Viewers felt a connection because Jade’s version immediately raced to number one on Aussie iTunes. “The next day when they were telling me it was going up the charts. They told me on stage that it went to number one. I had to run off stage. I just went in a room by myself and I bawled my eyes out for 10 minutes straight because I was like, I didn’t know how to take it because that’s a dream of mine, that’s the dream.”
After that triumphant performance, victory was inevitable. Samantha won the competition and raced straight to number one with winner’s single “What You’ve Done For Me”. I can’t help but ask if the song’s success (it went triple platinum and revived international interest in her music) was a massive raised middle finger to doubters.
“I was like you know what, I hope everybody who said I was bad and said I would never make it, I hope they see now what I really am so yeah, I did have that moment.”
And that’s not the end.

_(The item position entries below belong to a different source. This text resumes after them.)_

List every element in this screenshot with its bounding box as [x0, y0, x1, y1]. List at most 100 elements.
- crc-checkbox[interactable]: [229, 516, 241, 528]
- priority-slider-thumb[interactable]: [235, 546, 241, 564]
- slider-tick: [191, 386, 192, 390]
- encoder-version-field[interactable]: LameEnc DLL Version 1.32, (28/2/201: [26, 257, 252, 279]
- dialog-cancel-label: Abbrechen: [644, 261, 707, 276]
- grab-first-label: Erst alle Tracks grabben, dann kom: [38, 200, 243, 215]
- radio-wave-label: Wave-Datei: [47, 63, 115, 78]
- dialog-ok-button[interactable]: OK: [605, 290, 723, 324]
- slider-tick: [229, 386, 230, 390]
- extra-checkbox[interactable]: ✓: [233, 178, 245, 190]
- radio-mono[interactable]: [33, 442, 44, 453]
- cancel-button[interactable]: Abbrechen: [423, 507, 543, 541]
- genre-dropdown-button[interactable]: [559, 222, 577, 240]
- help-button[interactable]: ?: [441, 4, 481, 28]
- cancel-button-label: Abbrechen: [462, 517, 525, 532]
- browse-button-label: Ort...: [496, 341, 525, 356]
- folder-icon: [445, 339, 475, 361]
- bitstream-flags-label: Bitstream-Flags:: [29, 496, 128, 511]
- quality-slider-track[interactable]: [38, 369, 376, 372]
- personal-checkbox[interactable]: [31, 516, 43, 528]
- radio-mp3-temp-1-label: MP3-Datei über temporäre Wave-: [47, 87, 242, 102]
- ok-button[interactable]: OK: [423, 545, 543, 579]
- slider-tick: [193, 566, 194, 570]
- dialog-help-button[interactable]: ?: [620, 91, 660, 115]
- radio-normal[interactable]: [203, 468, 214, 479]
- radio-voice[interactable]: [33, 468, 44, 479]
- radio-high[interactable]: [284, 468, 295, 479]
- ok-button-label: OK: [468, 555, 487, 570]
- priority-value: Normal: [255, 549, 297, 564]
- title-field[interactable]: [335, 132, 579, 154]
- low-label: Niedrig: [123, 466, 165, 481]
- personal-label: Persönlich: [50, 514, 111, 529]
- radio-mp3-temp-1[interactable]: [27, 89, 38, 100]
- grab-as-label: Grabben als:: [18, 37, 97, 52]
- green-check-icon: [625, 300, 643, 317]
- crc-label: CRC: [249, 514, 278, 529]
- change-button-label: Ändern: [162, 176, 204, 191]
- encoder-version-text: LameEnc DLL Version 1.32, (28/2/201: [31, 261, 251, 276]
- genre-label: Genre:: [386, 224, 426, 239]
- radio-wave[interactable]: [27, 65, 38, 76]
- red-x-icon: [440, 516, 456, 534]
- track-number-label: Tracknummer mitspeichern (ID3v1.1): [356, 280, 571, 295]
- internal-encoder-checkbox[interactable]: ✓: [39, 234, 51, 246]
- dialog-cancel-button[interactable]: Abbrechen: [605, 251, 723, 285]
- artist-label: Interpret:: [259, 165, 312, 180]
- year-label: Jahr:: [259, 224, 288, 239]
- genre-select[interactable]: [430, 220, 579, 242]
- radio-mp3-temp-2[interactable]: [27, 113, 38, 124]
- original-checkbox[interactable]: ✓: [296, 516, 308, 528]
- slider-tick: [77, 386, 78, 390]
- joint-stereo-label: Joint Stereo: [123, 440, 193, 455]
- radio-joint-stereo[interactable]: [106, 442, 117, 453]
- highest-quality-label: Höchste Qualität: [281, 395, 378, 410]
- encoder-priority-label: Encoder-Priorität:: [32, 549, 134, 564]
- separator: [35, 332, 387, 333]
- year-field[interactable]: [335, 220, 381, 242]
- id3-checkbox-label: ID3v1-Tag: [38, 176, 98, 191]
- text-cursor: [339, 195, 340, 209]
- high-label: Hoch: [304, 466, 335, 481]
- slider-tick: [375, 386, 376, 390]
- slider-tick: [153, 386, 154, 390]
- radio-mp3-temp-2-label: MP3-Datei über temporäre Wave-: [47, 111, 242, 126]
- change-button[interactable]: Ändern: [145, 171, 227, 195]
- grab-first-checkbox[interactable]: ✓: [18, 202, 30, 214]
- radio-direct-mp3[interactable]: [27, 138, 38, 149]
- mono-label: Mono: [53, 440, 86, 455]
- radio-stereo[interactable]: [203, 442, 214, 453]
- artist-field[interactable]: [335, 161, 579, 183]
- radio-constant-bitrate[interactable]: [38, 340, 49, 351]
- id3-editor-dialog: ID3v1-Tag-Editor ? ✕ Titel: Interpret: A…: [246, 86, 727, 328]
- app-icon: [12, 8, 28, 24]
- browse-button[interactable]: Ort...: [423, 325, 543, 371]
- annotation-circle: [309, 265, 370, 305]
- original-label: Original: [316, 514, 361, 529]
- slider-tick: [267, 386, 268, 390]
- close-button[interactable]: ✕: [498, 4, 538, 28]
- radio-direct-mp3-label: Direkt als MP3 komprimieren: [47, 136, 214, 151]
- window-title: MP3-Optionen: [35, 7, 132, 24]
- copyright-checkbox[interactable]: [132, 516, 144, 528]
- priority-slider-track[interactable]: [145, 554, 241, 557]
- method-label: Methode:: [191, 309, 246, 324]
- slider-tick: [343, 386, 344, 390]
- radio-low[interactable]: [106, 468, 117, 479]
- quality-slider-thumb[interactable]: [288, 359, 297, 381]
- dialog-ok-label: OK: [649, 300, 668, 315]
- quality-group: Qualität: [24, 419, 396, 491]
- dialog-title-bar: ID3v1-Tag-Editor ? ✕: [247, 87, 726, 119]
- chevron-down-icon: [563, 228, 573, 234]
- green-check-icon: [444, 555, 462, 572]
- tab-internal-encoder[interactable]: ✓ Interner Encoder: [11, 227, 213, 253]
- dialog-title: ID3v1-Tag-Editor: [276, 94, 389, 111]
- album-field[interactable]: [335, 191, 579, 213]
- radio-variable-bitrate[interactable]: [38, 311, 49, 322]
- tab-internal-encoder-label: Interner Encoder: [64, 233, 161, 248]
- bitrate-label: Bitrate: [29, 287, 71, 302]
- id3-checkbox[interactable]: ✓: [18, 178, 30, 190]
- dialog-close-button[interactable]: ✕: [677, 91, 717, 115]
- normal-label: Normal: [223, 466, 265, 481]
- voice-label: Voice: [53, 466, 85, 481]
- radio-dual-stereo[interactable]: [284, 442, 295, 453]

Samantha recently released a nuclear-powered dance single called “Firestarter”, which raced straight into the Australian top 10 and is being picked up for distribution around the globe.
“I was in the studio [with producers DNA] and hadn’t really found a song yet. So instead of buckling under pressure we really just tried to have fun and let loose. I think that really comes out on the track.”
And her debut album? “The album is a mix of a lot of different things. It has uptempo party anthems and also beautiful, heart-wrenching ballads. I’ve been working with a lot of people. Writing with a lot of Aussies, Americans and Swedish writers.”
We really hope one of those Swedes is a guy called Max.